Committed Flirtation
Psychoanalyst Adam Phillips observes that “people tend to flirt only with serious things—madness, disaster, other people.”[10 ]When we craft experiments, we are flirting with our many selves, a serious endeavor because it matters so much to us. The stronger the attraction, the more vulnerable we are to biases that affect how we perceive alternatives. Since we are not neutral about which outcome we prefer, we can fall into the trap of evaluating our experiments with a positive bias, one that encourages us to escalate commitment, even when we have evidence that it would be better to abandon ship or put the pet project on hold.[11] A related danger is inadvertently putting a current work situation at risk. The exploration feels risk free, because we hide it from work associates. But the project becomes all-consuming, and it becomes obvious to everyone around us that our attention is divided.
Mark Böllmer, a thirty-five-year-old Swiss manager working on a side project for a business in the area of socially responsible investment, gave himself one year to make a decision about leaving his corporate job. He started with a careful plan, outlining which benchmarks would tell him whether the business was worth pursuing. But, of course, we can never know what twists such projects will take, and he did not make any of his own benchmarks by his self-imposed December deadlines. By June of the following year, he was still working every spare moment to make his side project come to life.
After university, during his postgraduate engineering work at the prestigious École Polytechnique in Lausanne, Mark concentrated on environmental issues, going on to a local engineering firm to continue such work. There he wrote a guide to corporate environmental audits with a friend who eventually left to work in South America at an NGO. They worked day and night on that project, one of the most rewarding of his career. After three years and a desire for more hands-on experience, he moved to a large Swiss electricity company as the director of international projects, where, among other things, he started socially responsible projects in the field. But the managerial track he found himself on required him to move next into an operational role, which, since he worked for a large multinational firm, meant an expatriate assignment.
I’m in international projects, so the next step for me is to go into an operational role. The truth is, the idea of being a corporate guy at fifty just doesn’t excite me. I’ll pay the bulk of my salary in taxes and spend all my time involved in office politics. I’m not even sure I have what it takes to get to the top. I read in a study that the average age for starting a business in Switzerland is thirty-six. I’m thirty-five. I got married two years ago.
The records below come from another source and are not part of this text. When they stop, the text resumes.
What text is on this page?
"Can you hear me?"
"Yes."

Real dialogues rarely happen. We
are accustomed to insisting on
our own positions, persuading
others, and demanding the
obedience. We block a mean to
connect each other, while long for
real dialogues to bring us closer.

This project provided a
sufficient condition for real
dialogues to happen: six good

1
We don’t have children yet. I don’t have a lot of constraints yet. It’s now or never.
When his coauthor on the environmental audits report returned to Lausanne, they decided to join forces and started working in their spare time to create a business linking corporate responsibility indices with company performance information. Following this strategy, they would be in the database management business.
The idea has evolved with work and market testing. We tried to form a relationship with a firm that would provide the data for the portal, but it wanted to distribute the information via existing online brokers and to hire me to do that work internally. That defeated our purpose. Now we’re trying to create an assetmanagement company, through the development of funds. The dream is to become a real brand and to create a lucrative business. But I’m worried that as it moves more toward asset management, I’m getting further and further away from my area of expertise—international projects and environmental engineering.
Experiments are inherently dangerous, though necessary. Like Mark, when we follow our passions, we also risk escalating our emotional commitment to a new course of action before we have evidence that it will be doable. On the other hand, the perpetual dilettante dabbles in a great variety of possibilities, like our would-be history professor, never committing to any and never crossing any off the list.
In between lies a stance of “committed flirtation,” in which we hold ourselves to a rigorous search while withholding allegiance to any given alternative until the evidence that it will work is in. Ben’s use of the experimental method is an example of committed flirtation. Starting with a “what if” question, Ben generated ideas and leads for possible avenues, testing and refining his developing notions about what he wanted to do next. It took several iterations, over a period of three years, to arrive at “the answer,” but each step generated variety and feedback and suggested the next.
There is much we can do to adopt this experimental stance and adapt it to our own circumstances. In fact, probably the best barometer of our readiness to make change is whether we are willing and able to put a cherished possible self to the test. Leaping without a net is foolish. It is better to start by trying out a possible new role on a small scale—in our spare time, on a time-limited sabbatical, or as a weekend project.
[10 ]Adam Phillips, On Flirtation (Cambridge, MA: Harvard University Press, 1994), xvii.
[11]Barry M. Staw, Lance E. Sandelands, and Jane E. Dutton, “Threat Rigidity Effects in Organizational Behavior: A Multilevel Analysis,” Administrative Science Quarterly 26, no. 4 (1981): 501–524.